J'avais beau fournir tous les efforts du monde, la concentration me fuyait. Ce soir-là, j'avais enfin, enfin, mon rendez-vous avec Michael. Je l'avais attendu toute la semaine. Ou plutôt, ces quinze derniers mois, depuis qu'il avait mis le pied pour la première fois dans notre Moon House. J'aurais dû ne penser qu'à ça, qu'à lui, qui m'observait comme si j'étais la seule fille de la maison. Comme si j'étais plus jolie que la pimpante Chloé, qu'il avait même éconduite avant de chercher à me séduire.

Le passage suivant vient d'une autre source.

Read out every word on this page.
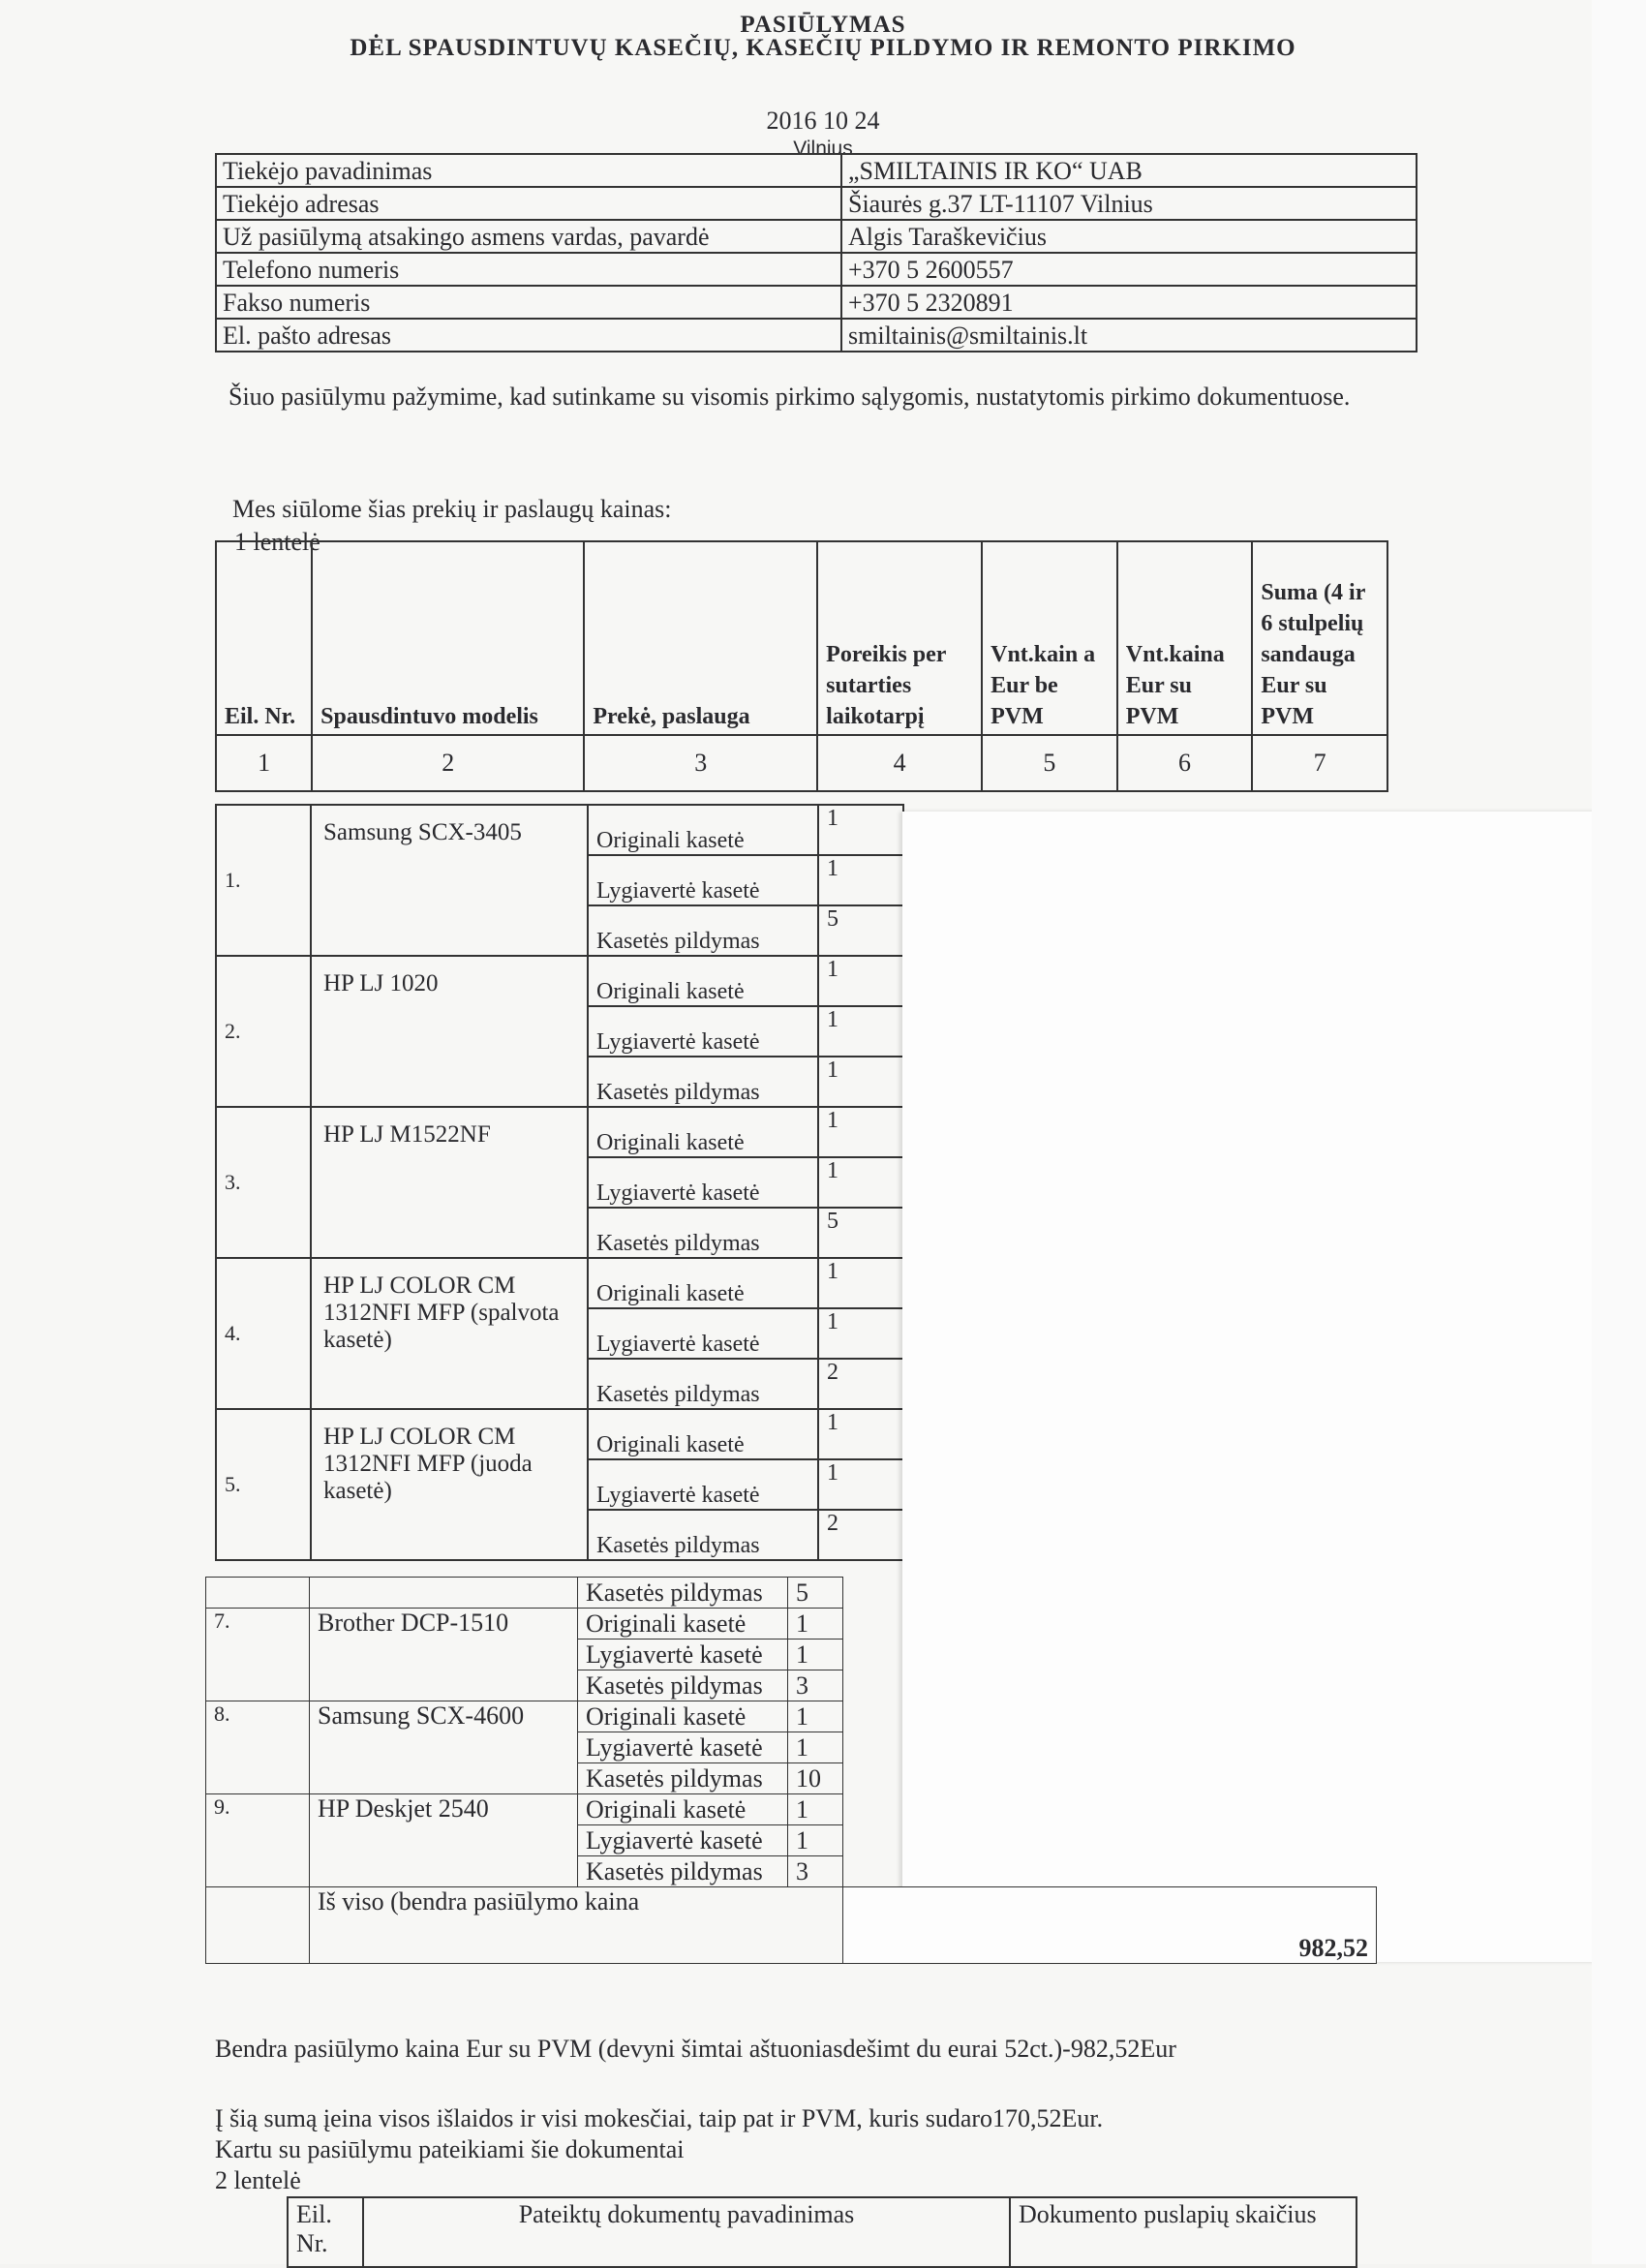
PASIŪLYMAS
DĖL SPAUSDINTUVŲ KASEČIŲ, KASEČIŲ PILDYMO IR REMONTO PIRKIMO
2016 10 24
Vilnius
Tiekėjo pavadinimas	„SMILTAINIS IR KO“ UAB
Tiekėjo adresas	Šiaurės g.37 LT-11107 Vilnius
Už pasiūlymą atsakingo asmens vardas, pavardė	Algis Taraškevičius
Telefono numeris	+370 5 2600557
Fakso numeris	+370 5 2320891
El. pašto adresas	smiltainis@smiltainis.lt
Šiuo pasiūlymu pažymime, kad sutinkame su visomis pirkimo sąlygomis, nustatytomis pirkimo dokumentuose.
Mes siūlome šias prekių ir paslaugų kainas:
1 lentelė
Eil. Nr.	Spausdintuvo modelis	Prekė, paslauga	Poreikis per sutarties laikotarpį	Vnt.kain a Eur be PVM	Vnt.kaina Eur su PVM	Suma (4 ir 6 stulpelių sandauga Eur su PVM
1	2	3	4	5	6	7
1.	Samsung SCX-3405	Originali kasetė	1
		Lygiavertė kasetė	1
		Kasetės pildymas	5
2.	HP LJ 1020	Originali kasetė	1
		Lygiavertė kasetė	1
		Kasetės pildymas	1
3.	HP LJ M1522NF	Originali kasetė	1
		Lygiavertė kasetė	1
		Kasetės pildymas	5
4.	HP LJ COLOR CM 1312NFI MFP (spalvota kasetė)	Originali kasetė	1
		Lygiavertė kasetė	1
		Kasetės pildymas	2
5.	HP LJ COLOR CM 1312NFI MFP (juoda kasetė)	Originali kasetė	1
		Lygiavertė kasetė	1
		Kasetės pildymas	2
		Kasetės pildymas	5	
7.	Brother DCP-1510	Originali kasetė	1	
		Lygiavertė kasetė	1	
		Kasetės pildymas	3	
8.	Samsung SCX-4600	Originali kasetė	1	
		Lygiavertė kasetė	1	
		Kasetės pildymas	10	
9.	HP Deskjet 2540	Originali kasetė	1	
		Lygiavertė kasetė	1	
		Kasetės pildymas	3	
	Iš viso (bendra pasiūlymo kaina			982,52
Bendra pasiūlymo kaina Eur su PVM (devyni šimtai aštuoniasdešimt du eurai 52ct.)-982,52Eur
Į šią sumą įeina visos išlaidos ir visi mokesčiai, taip pat ir PVM, kuris sudaro170,52Eur.
Kartu su pasiūlymu pateikiami šie dokumentai
2 lentelė
Eil. Nr.	Pateiktų dokumentų pavadinimas	Dokumento puslapių skaičius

Oui, j'aurais dû être impatiente, aux anges, incapable de tenir en place à l'idée qu'il puisse m'embrasser à la faveur de la nuit. Et je l'étais, impatiente. Mais quand j'avais éteint ma lampe de chevet la veille au soir et que j'avais plongé sous la couette, ce n'était pas son visage qui m'avait poursuivi jusqu'à ce que je m'endorme. C'étaient des yeux de la couleur d'un lac en hiver qui étaient apparus derrière mes paupières closes. Et alors que je cherchais désespérément le sommeil, c'était la voix rauque de Shawn qui avait résonné à mes oreilles.
C'est toi qui viendras me chercher pour en savoir plus.
La culpabilité me serrait la gorge.
Il l'avait dit comme une évidence, mais je me rassurai en me disant que jamais je ne tomberais dans ce piège. Jamais je ne chercherais à revoir ce mercenaire, qui ne s'embarrassait d'aucun principe et ne respectait visiblement rien, à part l'argent, à la rigueur. Un assassin, voilà ce qu'il était, et s'il devait recroiser notre route un jour, ce serait sans doute pour le pire.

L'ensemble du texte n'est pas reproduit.